Eve Lee, Senior Advisor for the China program, and I were invited to observe project activities in two of the three China Wellness Project factories. We were accompanied by a diverse group of representatives from the University of California Berkeley School of Public Health, the Asia Foundation China Office, the China Family Planning Association, and the Changzhou Family Planning Commission, as well as the Vice Mayor of Changzhou City, local administrators of the Changzhou Hi-Tech Economic Development Zone, and a team of videographers and photographers.
It was a special celebration to launch the first edition of the Wellness Guide, content for which was developed over two years based on needs assessment and focus group discussions which aimed to capture topics of most importance to migrant factory workers regarding their new lives in Changzhou and their health and wellness.
Each chapter of the Wellness Guide provides basic health information in user-friendly language with sections that outline what one could do to take actions, and where one could find more information and help. The project has received support from the local government, the Levi Strauss Foundation, the crowd-sourcing site Catapult.org, Oxfam Hong Kong, the Pathfinder board, and individual donors.
At the Fujitsu factory, which produces electronic parts, we presented male and female migrant workers with copies of the Guide inside the spacious and refurbished “Wellness House” that the local government financed as a recreation and educational facility for Fujitsu’s workers.
“I would like to have a better life here in Changzhou and help my family,” one 18-year-old female migrant worker told us as she was asked about her goals and dreams.
As she spoke, she broke down in tears, indicating the fragile emotional and mental state many of these rural-born workers are in as they try to find their identities in a new city, struggling with unfamiliar local dialects and fast-paced urban lifestyles.
Eve emphasized that the project is not Pathfinder’s project, but instead the Changzhou people’s project. Pathfinder’s role was only to facilitate the introduction of this new project model and participatory project development—the hard work was really carried out by local partners and a team of academic researchers from Nanjing who provided the data.“I would like to have a better life here in Changzhou and help my family,” one 18-year-old female migrant worker told us as she was asked about her goals and dreams.

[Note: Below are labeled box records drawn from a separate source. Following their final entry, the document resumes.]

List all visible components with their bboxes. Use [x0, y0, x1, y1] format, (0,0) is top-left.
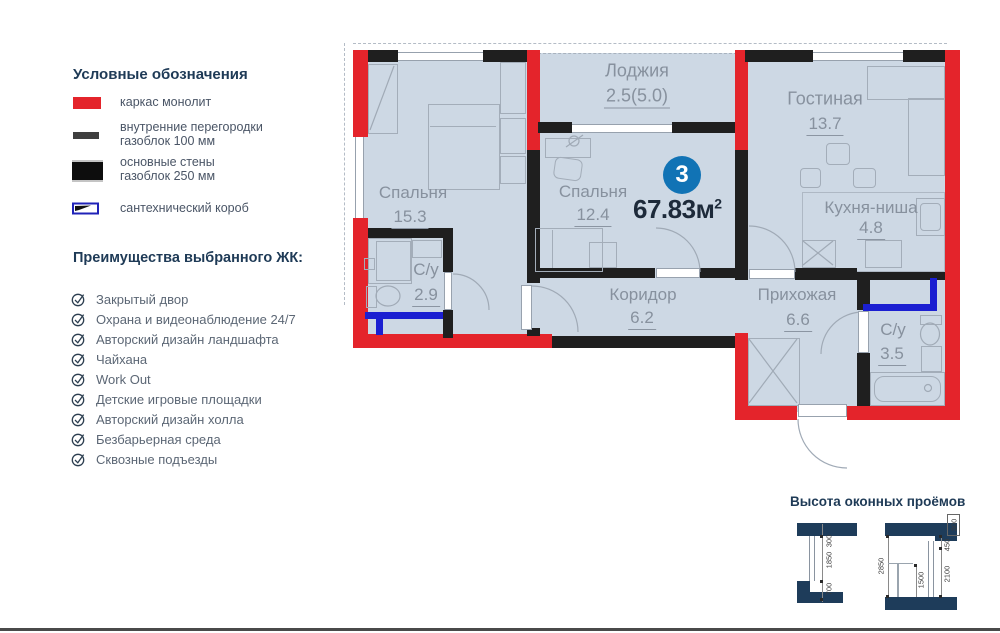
room-area: 4.8 — [857, 218, 885, 240]
sanitary-duct-swatch-icon — [72, 202, 99, 220]
dimension-label: 1500 — [916, 571, 926, 589]
door-leaf — [858, 311, 869, 353]
room-area: 13.7 — [806, 114, 843, 136]
room-area: 3.5 — [878, 344, 906, 366]
legend-title: Условные обозначения — [73, 66, 248, 83]
wall-black — [552, 336, 735, 348]
dimension-dot — [939, 535, 942, 538]
toilet-tank — [366, 286, 377, 308]
window-glass — [809, 536, 815, 581]
advantage-label: Авторский дизайн ландшафта — [96, 331, 279, 347]
legend-item-label: газоблок 100 мм — [120, 134, 216, 148]
legend-item-label: каркас монолит — [120, 95, 212, 109]
table — [826, 143, 850, 165]
wall-red — [735, 406, 797, 420]
room-area: 15.3 — [391, 207, 428, 229]
stove — [802, 240, 836, 268]
wardrobe — [368, 64, 398, 134]
wardrobe — [748, 338, 800, 406]
wall-red — [847, 406, 960, 420]
window — [398, 52, 483, 61]
window — [813, 52, 903, 61]
dimension-dot — [820, 580, 823, 583]
wall-red — [735, 50, 748, 150]
advantage-label: Закрытый двор — [96, 291, 189, 307]
main-wall-swatch-icon — [72, 160, 103, 182]
check-circle-icon — [71, 292, 86, 307]
shower-tray — [376, 241, 411, 281]
bed — [428, 104, 500, 190]
chair — [853, 168, 876, 188]
dimension-label: 1850 — [824, 551, 834, 569]
dimension-dot — [914, 564, 917, 567]
check-circle-icon — [71, 432, 86, 447]
dashed-outline — [344, 43, 345, 305]
sanitary-duct — [365, 312, 443, 319]
wall-black — [483, 50, 527, 62]
wardrobe — [500, 62, 526, 114]
legend-item-label: газоблок 250 мм — [120, 169, 216, 183]
check-circle-icon — [71, 312, 86, 327]
inner-partition-swatch-icon — [73, 132, 99, 139]
list-item — [71, 449, 296, 469]
wall-black — [443, 310, 453, 338]
wall-red — [353, 50, 368, 137]
door-leaf — [749, 269, 795, 279]
advantage-label: Чайхана — [96, 351, 148, 367]
room-label: Кухня-ниша — [824, 198, 918, 217]
legend-item-label: сантехнический короб — [120, 201, 249, 215]
dimension-label: 2100 — [942, 565, 952, 583]
room-label: Лоджия — [605, 60, 669, 81]
wall-black — [735, 150, 748, 280]
desk — [545, 138, 591, 158]
wall-red — [353, 218, 368, 348]
balcony-window — [572, 124, 672, 133]
list-item — [71, 289, 296, 309]
total-area-sup: 2 — [714, 195, 722, 212]
room-label: Спальня — [558, 182, 628, 201]
bathtub-inner — [874, 376, 941, 402]
window-glass — [928, 541, 934, 597]
wall-black — [700, 268, 745, 278]
wall-black — [368, 228, 453, 238]
room-label: Прихожая — [757, 285, 837, 304]
cabinet — [867, 66, 945, 100]
list-item — [71, 409, 296, 429]
rooms-count-badge: 3 — [663, 156, 701, 194]
wall-black — [903, 50, 945, 62]
dimension-dot — [939, 595, 942, 598]
advantages-title: Преимущества выбранного ЖК: — [73, 250, 304, 266]
list-item — [71, 349, 296, 369]
wall-black — [795, 268, 857, 280]
wall-black — [672, 122, 735, 133]
list-item — [71, 309, 296, 329]
advantage-label: Сквозные подъезды — [96, 451, 218, 467]
wall-black — [745, 50, 813, 62]
bottom-divider — [0, 628, 1000, 631]
bed-pillow-line — [430, 126, 496, 127]
advantage-label: Безбарьерная среда — [96, 431, 221, 447]
dimension-dot — [820, 598, 823, 601]
wall-red — [527, 50, 540, 150]
window-diagram-floor — [885, 597, 957, 610]
advantage-label: Авторский дизайн холла — [96, 411, 244, 427]
wall-red — [945, 50, 960, 420]
room-label: Гостиная — [787, 88, 863, 109]
sink — [921, 346, 942, 372]
check-circle-icon — [71, 392, 86, 407]
dimension-line — [888, 536, 889, 597]
dimension-label: 450 — [942, 538, 952, 552]
room-label: С/у — [413, 260, 439, 279]
check-circle-icon — [71, 332, 86, 347]
red-monolith-swatch-icon — [73, 97, 101, 109]
dimension-dot — [886, 595, 889, 598]
nightstand — [500, 156, 526, 184]
table-symbol-leg — [897, 564, 899, 597]
entry-door-arc — [798, 419, 847, 468]
wall-black — [857, 353, 870, 406]
check-circle-icon — [71, 352, 86, 367]
check-circle-icon — [71, 452, 86, 467]
room-area: 2.5(5.0) — [604, 86, 670, 109]
dashed-outline — [353, 43, 947, 44]
kitchen-sink — [920, 203, 941, 231]
wall-black — [538, 122, 572, 133]
door-leaf — [656, 268, 700, 278]
table-symbol-top — [888, 563, 913, 564]
dimension-label: 300 — [824, 534, 834, 548]
room-label: Коридор — [609, 285, 677, 304]
entry-door-leaf — [798, 404, 847, 417]
dimension-box — [947, 514, 960, 536]
dimension-label: 700 — [824, 582, 834, 596]
room-label: С/у — [880, 320, 906, 339]
toilet-tank — [920, 315, 942, 325]
room-label: Спальня — [378, 183, 448, 202]
room-area: 6.6 — [784, 310, 812, 332]
sink — [412, 240, 442, 258]
room-area: 12.4 — [574, 205, 611, 227]
legend-item-label: основные стены — [120, 155, 215, 169]
chair — [800, 168, 821, 188]
room-area: 6.2 — [628, 308, 656, 330]
wall-black — [368, 50, 398, 62]
advantage-label: Work Out — [96, 371, 151, 387]
bed-pillow-line — [552, 230, 553, 268]
wall-black — [443, 228, 453, 272]
window — [355, 137, 364, 218]
total-area-value: 67.83м — [633, 194, 715, 224]
room-area: 2.9 — [412, 285, 440, 307]
list-item — [71, 329, 296, 349]
dimension-label: 300 — [949, 518, 959, 532]
list-item — [71, 389, 296, 409]
total-area — [633, 194, 722, 225]
shelf — [500, 118, 526, 154]
chair — [553, 156, 584, 182]
sanitary-duct — [930, 278, 937, 311]
list-item — [71, 369, 296, 389]
door-leaf — [444, 272, 452, 310]
advantage-label: Детские игровые площадки — [96, 391, 262, 407]
sanitary-duct — [376, 319, 383, 335]
advantage-label: Охрана и видеонаблюдение 24/7 — [96, 311, 296, 327]
window-heights-title: Высота оконных проёмов — [790, 494, 966, 509]
dimension-dot — [820, 535, 823, 538]
advantages-list — [71, 289, 296, 469]
dimension-label: 2850 — [876, 557, 886, 575]
door-leaf — [521, 285, 532, 330]
dresser — [589, 242, 617, 268]
sofa — [908, 98, 945, 176]
kitchen-counter — [865, 240, 902, 268]
list-item — [71, 429, 296, 449]
check-circle-icon — [71, 412, 86, 427]
dimension-dot — [886, 535, 889, 538]
sanitary-duct — [863, 304, 937, 311]
faucet — [364, 258, 375, 270]
check-circle-icon — [71, 372, 86, 387]
legend-item-label: внутренние перегородки — [120, 120, 263, 134]
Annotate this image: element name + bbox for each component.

The Vice Mayor and the local administrators gave their full endorsement to the project and appreciated the partnership between government, local NGOs, international NGOs, academia and companies as well as international donors and global experts. They vowed to document and publicize this project and its potential for success to other factories, cities, and provinces. The China Family Planning Association has also been promoting the project concept through its nationwide network.
In the back of the Wellness Guide is a pocket that includes a directory of services that guide workers to various referral points for information and services. Those referral points have to be further strengthened to ensure that migrant workers are given good quality of services and relevant information. Young people find it especially tough to discuss sensitive sexual and reproductive health matters with government clinical staff, so youth-friendly services need to be located or established, including at pharmacies and other peer education outlets. The directory will be updated regularly to ensure complete and accurate information.
At the end of the site visit to the Fujitsu factory, I had a chance to interview the Japanese manager, Mr. Toriyama, in my native language. Mr. Toriyama said the project came just at the right time when the factory was struggling with a high turnover rate among migrant workers who could not adjust to their surroundings and did not have a way to seek support. He is very thankful that the Changzhou government has shown such care and concern to his employees through this project, and that there is now open communication with the local administrators as well as service agencies. He repeatedly told me that he is very fortunate to have encountered this project and to have a chance to implement it at his company.
With capable partners on the ground, the future of the Wellness Project seems bright, even when Pathfinder’s technical assistance and capacity building efforts have been intermittent and remote. Pathfinder believes in the power of collaborations and does not intend to open an office in China at this time. We look forward to the next phase of this project, with more documentation of outcomes, packaging of the project model for scale-up, and advocacy for policy change.